Un roman de science-fiction de 1920 qui paraît plus moderne que Huxley et Orwell réunis, une prouesse qui gagne à être redécouverte ! Les titres à eux seuls sont savoureux : « Non , je ne puis, il n’y aura pas de titre, tant pis ! » ou « Je ne sais quel titre donner à ce chapitre qui pourrait tout entier s’intituler : le bout de cigarette ».
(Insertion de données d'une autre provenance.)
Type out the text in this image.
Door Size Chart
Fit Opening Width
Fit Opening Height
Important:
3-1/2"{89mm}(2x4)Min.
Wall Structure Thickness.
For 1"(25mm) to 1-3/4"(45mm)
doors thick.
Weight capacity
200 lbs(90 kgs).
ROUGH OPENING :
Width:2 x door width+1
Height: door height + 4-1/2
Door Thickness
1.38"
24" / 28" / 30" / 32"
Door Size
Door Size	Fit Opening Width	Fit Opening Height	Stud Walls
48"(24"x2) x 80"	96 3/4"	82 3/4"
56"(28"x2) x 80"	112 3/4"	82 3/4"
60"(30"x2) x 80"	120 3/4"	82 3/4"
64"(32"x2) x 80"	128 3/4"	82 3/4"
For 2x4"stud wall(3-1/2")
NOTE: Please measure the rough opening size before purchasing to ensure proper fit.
D-503 vit dans un monde où le Guide est chargé de faire régner l’Harmonie, c’est-à-dire un monde où « toute cette complication autour du bien et du mal a disparu ; (où) tout est très simple, paradisiaque, enfantin. » Les membres de cette utopie ne sont plus des individus mais trouvent leur accomplissement dans le respect scrupuleux des règles régissant même leur sexualité - obligatoirement libre- et où les relations sexuelles se font rationnellement via une souche de coupons roses. Ils trouvent leur bonheur dans cette appartenance à un Etat qui régit le moindre de leur geste, la moindre de leur pensée. La science y règne en maître, apportant sa perfection à un humain enfin libéré de la tyrannie de la nature. Car « le seul moyen de délivrer l’homme du crime, c’est de le délivrer de la liberté», une évidence !, c’est cela la suprême bienveillance du Bienfaiteur ! Des Gardiens sont chargés de veiller à la stricte observation de ce principe. Les contrevenants sont liquéfiés avec bienveillance par une machine ( on « dissocie » la matière, on « divise » les atomes du corps humain) lors d’une cérémonie qui a triomphé avec sa nouvelle liturgie de l’asservissement primitif des anciennes religions.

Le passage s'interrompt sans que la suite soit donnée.